The manufacturing sector of the economy is weak, especially durable goods. The ISM manufacturing index is at the lowest level since 2020, and there are clear signs of a recession in this sector. The service sector is also showing weakness, with May registering the fourth consecutive month of decline. Retail sales have held up exceptionally well, but half of the categories are showing decline, especially durable goods. Consumers are running out of steam, money, and credit. The consumer confidence index has dropped below the average level of 2022, with both the present situation index and the future expectation index declining at levels associated with a recession.
The U.S. treasury yield curve has been inverted since last October. Short term interest rates are higher than long term interest rates, which historically has been a very reliable indicator of an economic recession occurring within six months to 18 months. The forecast for a recession continues to get pushed into the future. Currently, economic forecasters are predicting a recession late this year or in the first half of next year. Most forecasters now believe the recession will be mild and brief. Others are talking about a rolling recession through the economy. If it is a rolling recession, housing may have experienced its recession during the fourth quarter of last year when the Feddie Mac 30-year mortgage interest rate rose to 7.08% in October, up from 3.05% at the beginning of 2022. If this is the case, housing is in a recovery.
Existing Homes Sales
Existing home sales declined 17.8% in 2022, to 5.03 million. The sales rate dropped below 5.0 million in July, and continued to fall throughout the rest of the year. In May of this year, the sales rate dropped to 4.3 million homes, effectively flat from April, and 20.4% below May 2022. All regions experienced a decline in sales rates from last May. Existing home inventories are still very low with only about three months of supply with homes on the market typically for 18 days. The median existing home sales price was $396,100 in May, down 3.1% from last year, but it has been consistently strengthening this year from the low of $361,700 in January. Pending home sales in March and April were down over 23% from last year, signaling further problems in the existing home sales segment of the industry.
New Home Construction
Total new home permit activity was down 4.1% in 2022 from 2021. Single-family permits were down 12.5% while multifamily permits increased 10.9%. This year, total permits are down 19.8% from 2022, with single-family permits off 25.5% while multifamily permits have declined 9.9%. Total May permits increased 5.2% from April, with single-family permits up 4.8% and multifamily up 5.5%. Compared to last year, total permits are down 12.7% with single-family permits down 13.2% and multifamily down 12.3%.
Total housing starts in 2022 were down by 3.0% from 2021. Single-family starts declined 10.8% with activity slowing in July through the rest of the year due to mortgage rate increases. Multifamily starts increased in 2022 by 15.5%. This year, total housing starts are down 15.5% from last year, with single-family starts off by 24.3%. Multifamily starts are ahead of 2022 year-to-date by 3.2%. May total housing starts snapped back with a 21.7% increase from April, and a 5.7% increase from last year.

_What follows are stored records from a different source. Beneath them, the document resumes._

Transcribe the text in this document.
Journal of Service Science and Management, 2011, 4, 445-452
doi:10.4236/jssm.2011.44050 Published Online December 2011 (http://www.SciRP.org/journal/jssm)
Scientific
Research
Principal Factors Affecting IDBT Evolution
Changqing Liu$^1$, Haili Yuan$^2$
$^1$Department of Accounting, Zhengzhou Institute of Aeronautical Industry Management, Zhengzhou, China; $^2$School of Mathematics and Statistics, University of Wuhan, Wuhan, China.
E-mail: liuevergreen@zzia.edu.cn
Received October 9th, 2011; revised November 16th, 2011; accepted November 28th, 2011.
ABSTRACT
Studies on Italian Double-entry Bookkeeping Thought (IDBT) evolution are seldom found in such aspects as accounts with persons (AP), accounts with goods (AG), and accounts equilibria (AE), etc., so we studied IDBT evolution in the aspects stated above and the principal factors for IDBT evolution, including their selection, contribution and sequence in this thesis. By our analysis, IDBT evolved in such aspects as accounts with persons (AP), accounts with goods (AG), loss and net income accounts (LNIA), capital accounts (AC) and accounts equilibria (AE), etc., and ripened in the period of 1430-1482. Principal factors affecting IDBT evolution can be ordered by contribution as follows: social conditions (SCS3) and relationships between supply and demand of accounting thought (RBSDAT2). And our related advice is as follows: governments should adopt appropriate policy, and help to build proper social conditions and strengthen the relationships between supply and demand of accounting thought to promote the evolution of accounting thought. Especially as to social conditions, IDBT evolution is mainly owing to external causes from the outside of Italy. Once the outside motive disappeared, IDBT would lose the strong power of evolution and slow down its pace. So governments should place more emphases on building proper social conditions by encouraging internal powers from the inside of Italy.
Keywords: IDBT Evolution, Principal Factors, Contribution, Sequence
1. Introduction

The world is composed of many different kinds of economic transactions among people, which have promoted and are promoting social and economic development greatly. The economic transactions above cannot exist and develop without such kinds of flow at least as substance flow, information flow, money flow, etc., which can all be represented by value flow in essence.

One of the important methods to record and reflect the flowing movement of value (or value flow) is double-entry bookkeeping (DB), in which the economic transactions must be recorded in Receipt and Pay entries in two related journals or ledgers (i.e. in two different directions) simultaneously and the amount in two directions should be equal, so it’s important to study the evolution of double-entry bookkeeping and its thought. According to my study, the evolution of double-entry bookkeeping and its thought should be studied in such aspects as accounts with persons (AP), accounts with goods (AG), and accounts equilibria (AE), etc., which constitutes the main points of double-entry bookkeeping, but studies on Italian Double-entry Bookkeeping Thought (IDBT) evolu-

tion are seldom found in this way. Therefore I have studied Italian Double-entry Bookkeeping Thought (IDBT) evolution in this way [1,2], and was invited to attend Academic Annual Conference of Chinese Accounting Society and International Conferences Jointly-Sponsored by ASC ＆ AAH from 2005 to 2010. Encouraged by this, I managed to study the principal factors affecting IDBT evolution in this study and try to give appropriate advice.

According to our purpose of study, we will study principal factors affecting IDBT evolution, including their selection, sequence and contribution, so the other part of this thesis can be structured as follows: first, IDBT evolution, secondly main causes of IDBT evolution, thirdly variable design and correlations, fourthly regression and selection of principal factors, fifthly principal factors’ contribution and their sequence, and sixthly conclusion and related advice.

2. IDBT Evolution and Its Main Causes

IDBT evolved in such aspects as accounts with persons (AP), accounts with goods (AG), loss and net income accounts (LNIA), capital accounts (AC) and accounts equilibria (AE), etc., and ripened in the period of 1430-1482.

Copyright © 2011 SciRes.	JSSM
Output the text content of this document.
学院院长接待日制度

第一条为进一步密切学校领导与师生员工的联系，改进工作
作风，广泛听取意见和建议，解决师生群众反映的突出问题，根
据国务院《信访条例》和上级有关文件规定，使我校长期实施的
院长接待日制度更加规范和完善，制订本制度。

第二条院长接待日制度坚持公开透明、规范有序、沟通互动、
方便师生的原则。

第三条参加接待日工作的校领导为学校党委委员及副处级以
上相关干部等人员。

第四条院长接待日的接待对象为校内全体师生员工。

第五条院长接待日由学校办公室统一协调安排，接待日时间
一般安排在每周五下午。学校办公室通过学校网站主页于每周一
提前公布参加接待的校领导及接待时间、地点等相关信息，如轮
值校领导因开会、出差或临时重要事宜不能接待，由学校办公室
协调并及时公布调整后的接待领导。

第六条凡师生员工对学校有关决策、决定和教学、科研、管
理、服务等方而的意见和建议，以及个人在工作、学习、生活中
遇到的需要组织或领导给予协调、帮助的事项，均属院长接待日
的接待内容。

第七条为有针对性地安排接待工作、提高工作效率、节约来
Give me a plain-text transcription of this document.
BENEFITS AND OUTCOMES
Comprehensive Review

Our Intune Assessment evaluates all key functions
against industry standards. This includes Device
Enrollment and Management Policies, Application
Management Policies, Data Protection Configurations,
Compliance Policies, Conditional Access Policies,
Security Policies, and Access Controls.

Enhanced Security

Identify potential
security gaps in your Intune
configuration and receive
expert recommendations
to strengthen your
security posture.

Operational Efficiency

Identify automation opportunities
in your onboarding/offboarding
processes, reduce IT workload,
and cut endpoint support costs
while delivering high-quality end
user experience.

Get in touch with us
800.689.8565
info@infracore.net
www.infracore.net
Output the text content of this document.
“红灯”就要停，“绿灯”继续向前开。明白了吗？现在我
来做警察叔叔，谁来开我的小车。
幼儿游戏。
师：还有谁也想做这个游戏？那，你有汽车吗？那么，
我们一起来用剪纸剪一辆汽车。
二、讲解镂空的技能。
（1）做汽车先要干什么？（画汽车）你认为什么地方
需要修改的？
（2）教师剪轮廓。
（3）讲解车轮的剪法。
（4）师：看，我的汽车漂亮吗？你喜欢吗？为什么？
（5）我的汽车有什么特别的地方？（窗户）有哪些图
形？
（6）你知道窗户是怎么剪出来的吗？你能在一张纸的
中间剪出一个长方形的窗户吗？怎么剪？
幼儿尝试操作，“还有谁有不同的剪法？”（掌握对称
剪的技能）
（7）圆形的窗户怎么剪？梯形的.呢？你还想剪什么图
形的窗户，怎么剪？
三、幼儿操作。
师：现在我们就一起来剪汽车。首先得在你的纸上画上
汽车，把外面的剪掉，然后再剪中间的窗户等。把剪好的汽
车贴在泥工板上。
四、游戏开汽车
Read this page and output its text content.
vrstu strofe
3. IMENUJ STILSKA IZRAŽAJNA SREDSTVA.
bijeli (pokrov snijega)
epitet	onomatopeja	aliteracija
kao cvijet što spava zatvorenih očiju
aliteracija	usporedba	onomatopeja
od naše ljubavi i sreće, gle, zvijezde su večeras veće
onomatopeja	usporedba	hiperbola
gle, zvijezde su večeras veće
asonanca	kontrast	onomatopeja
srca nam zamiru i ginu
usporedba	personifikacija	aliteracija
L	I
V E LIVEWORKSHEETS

Single-family starts increased 18.5% from April, but remain behind the start rate recorded last May. Multifamily starts in May increased 28.1% from April, and 39.6% from last May. The multifamily segment of the housing market is still showing strength.
New Homes Sales
New home sales in 2022 were 16.9% below sales in 2021. The median sales price increased 15.3% to $457,800. As of May 2023, year-to-date new home sales are only down 4.7% from 2022. The southern region is ahead of 2022 by 1.6%, while the western region is down 20.7%.
New home sales in May surged 12.2% over April to a 763,000 annual rate. May was the third consecutive month of increased new home sales and recorded a fifteen-month high since February 2022. Feddie Mac 30-year mortgage interest rates had dropped below 6.5% and had stabilized at about 6.4%. In addition, home builders were offering incentives, including interest buy downs, interest locks, paid closing costs, and option upgrades to stimulate sales. The lack of existing home for-sale inventory has forced buyers into the new home market. The new home for-sale inventory has been fairly stable at around 430,000 homes, currently representing about 6.7 months of supply versus the three months of supply for existing homes. The median sales price in May for new homes has declined7.6% from last year to $416,300. The May median sales price dropped 16.2% from the high recorded in October 2022 of $496,800.
The need and consumer demand for housing is very strong during this decade. I refer you to my white paper, The Roaring 2020s: Housing’s Best Decade
, which can be downloaded from our website. Consumer demand consists of three components: need, desire, and ability. Current economic conditions with uncertainty, inflation, rising interest rates, and the threat of a recession temporarily impacted two of the components (desire and ability). Housing demand will roar back once the general economic problems are resolved.